The earth moved with enough force to create a small island visible off the southern coast after the magnitude 7.7 quake struck in the remote district of Awaran in Baluchistan province Tuesday.
At least 446 people were also injured in the quake, said the head of the National Disaster Management Authority, Major General Muhammad Saeed Aleem.
The quake flattened wide swathes of Awaran. Most of the victims were killed when their houses collapsed.
In the village of Dalbadi, Noor Ahmad said he was working when the quake struck but rushed home, only to find his house leveled and his wife and son dead.
“I’m broken. I have lost my family,” he said.
Dalbadi was completely flattened. No one knew how many people the quake had killed.
Men, women and children were sitting in makeshift shelters. Doctors were treating people, but due to a scarcity of medicine and staff, were mostly seen comforting residents.
The remoteness of the area and the lack of infrastructure have hampered relief efforts.
“We’re finding it very difficult to reach affected remote areas,” said a spokesman for the provincial government. “We need more tents, medicine and food.”
He described a horrific scene of people who lost limbs and will need to be sent to hospitals in major cities of Quetta, the capital of Baluchistan province, and Karachi.
The Pakistani military said it had rushed almost 1,000 troops to the area and was sending helicopters.
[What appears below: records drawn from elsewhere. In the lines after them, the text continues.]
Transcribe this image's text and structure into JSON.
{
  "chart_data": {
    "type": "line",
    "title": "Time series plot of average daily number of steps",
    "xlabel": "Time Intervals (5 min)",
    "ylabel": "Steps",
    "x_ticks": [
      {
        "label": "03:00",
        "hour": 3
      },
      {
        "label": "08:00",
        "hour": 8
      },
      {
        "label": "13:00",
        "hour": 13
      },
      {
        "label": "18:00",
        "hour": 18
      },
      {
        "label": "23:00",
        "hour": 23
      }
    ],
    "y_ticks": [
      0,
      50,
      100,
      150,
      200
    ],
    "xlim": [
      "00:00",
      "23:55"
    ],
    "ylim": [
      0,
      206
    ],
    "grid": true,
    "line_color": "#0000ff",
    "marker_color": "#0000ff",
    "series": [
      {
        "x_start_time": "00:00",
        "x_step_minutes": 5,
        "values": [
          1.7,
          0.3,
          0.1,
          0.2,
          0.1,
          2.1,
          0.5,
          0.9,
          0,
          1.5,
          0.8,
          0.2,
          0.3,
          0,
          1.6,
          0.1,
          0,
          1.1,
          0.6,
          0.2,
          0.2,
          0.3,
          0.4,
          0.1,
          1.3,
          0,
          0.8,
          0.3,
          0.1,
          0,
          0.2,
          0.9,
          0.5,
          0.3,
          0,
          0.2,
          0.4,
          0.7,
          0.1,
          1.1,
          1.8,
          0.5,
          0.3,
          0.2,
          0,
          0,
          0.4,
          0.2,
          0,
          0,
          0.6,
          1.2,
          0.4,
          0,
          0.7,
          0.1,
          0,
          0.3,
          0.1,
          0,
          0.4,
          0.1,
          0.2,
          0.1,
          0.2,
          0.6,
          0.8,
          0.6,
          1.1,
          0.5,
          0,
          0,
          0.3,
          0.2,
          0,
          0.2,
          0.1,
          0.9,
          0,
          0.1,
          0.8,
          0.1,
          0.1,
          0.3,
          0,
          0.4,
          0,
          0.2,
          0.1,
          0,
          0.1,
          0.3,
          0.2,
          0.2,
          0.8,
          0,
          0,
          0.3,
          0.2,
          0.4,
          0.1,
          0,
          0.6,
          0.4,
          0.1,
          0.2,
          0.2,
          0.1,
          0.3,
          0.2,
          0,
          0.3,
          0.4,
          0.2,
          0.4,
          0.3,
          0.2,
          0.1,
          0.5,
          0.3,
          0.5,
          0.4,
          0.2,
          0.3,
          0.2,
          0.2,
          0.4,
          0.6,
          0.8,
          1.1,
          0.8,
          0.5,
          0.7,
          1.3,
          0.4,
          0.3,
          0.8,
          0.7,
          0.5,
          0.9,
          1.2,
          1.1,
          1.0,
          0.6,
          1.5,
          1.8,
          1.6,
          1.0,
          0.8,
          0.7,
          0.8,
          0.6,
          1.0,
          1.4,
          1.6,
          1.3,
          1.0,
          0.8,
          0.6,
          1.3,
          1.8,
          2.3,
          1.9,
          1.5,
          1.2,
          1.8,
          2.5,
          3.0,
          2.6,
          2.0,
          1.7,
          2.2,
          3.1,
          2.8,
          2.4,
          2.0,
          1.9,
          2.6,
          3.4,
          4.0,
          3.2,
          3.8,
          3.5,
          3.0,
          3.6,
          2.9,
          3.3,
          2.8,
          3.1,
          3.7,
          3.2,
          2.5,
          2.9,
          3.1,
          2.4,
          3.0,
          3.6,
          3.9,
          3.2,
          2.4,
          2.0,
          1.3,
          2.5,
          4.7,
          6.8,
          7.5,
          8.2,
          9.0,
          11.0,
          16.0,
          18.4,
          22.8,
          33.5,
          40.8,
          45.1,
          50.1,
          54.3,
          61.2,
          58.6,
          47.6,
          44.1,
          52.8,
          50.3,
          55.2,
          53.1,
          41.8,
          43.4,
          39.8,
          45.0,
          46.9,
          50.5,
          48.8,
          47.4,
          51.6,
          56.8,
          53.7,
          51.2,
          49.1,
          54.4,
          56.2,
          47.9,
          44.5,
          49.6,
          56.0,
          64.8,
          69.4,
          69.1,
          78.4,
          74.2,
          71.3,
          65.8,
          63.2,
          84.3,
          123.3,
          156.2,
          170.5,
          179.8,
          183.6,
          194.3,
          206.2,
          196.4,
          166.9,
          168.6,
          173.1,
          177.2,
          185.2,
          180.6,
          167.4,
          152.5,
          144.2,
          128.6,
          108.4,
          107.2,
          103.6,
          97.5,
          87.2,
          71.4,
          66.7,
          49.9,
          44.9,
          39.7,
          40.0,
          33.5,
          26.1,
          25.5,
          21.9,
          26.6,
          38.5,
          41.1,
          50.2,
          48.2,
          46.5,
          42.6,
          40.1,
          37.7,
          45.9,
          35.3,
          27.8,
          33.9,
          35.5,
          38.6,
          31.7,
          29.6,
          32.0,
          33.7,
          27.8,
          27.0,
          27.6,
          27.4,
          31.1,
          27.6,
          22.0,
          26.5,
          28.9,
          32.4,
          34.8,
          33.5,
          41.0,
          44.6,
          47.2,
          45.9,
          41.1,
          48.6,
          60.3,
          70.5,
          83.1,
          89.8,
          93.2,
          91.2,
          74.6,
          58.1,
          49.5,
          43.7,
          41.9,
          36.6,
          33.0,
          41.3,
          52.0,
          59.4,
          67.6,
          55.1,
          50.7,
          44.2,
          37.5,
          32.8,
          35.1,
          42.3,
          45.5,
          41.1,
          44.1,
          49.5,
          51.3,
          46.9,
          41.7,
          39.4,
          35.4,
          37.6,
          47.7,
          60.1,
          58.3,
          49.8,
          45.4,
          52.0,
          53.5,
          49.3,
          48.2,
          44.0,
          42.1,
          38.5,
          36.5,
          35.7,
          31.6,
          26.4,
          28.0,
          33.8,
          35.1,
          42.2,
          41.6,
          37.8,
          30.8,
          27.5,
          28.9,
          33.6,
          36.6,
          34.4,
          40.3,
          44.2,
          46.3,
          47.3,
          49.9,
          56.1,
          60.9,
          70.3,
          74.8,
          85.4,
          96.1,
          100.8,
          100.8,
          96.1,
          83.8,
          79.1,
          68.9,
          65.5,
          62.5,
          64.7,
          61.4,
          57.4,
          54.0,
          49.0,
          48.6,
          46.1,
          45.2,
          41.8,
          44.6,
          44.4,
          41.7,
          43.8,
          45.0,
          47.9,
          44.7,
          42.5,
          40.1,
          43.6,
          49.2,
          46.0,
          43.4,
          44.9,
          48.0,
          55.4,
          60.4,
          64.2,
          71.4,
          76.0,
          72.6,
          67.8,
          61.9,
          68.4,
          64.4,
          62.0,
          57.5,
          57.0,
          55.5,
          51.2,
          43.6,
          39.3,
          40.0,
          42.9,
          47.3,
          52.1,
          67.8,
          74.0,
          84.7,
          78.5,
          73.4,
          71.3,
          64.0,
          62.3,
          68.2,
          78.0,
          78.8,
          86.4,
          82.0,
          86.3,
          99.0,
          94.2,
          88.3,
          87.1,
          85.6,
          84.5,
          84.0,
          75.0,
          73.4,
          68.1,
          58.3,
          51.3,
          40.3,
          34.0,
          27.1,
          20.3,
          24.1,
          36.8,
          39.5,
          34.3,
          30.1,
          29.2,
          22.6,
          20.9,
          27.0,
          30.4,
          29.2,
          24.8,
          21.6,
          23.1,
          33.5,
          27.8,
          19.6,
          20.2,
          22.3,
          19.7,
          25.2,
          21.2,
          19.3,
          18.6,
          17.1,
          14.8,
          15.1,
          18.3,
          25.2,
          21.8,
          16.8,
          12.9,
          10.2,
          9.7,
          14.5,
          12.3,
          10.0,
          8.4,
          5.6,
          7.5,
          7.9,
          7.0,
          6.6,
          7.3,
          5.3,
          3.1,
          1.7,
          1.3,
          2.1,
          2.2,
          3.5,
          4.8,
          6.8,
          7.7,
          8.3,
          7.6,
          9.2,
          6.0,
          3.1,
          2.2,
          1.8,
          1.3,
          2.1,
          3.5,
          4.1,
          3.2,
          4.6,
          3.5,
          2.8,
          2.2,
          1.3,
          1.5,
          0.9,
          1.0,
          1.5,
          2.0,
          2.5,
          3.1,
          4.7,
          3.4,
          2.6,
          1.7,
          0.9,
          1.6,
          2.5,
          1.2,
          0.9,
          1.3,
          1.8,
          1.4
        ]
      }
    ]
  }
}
A convoy of 60 Pakistani army trucks left Karachi yesterday.
Pakistani forces have evacuated 174 people from various villages around Awaran to the district hospital, the military said in a statement.
Local officials said they were sending doctors, food and 1,000 tents as strong aftershocks continued to shake the region.
Small island
Pakistani officials were investigating a small island that appeared off the coast after the quake, apparently the result of earth pushed to the surface.
A Pakistani navy team reached the island by midday yesterday, navy geologist Mohammed Danish told the country’s Geo Television. He said the mass was about 18 meters high, 30 meters long and 76 meters wide.
Danish warned residents not to try to visit the island as gasses are still emitting.
But dozens of people had already visited the island, said the deputy commissioner of Gwadar district, Tufail Baloch, who traveled by boat himself to the island yesterday morning.
He said the island smelled of gas which caught fire when people lit cigarettes.
Baluchistan is Pakistan’s largest province but also the least populated and most impoverished.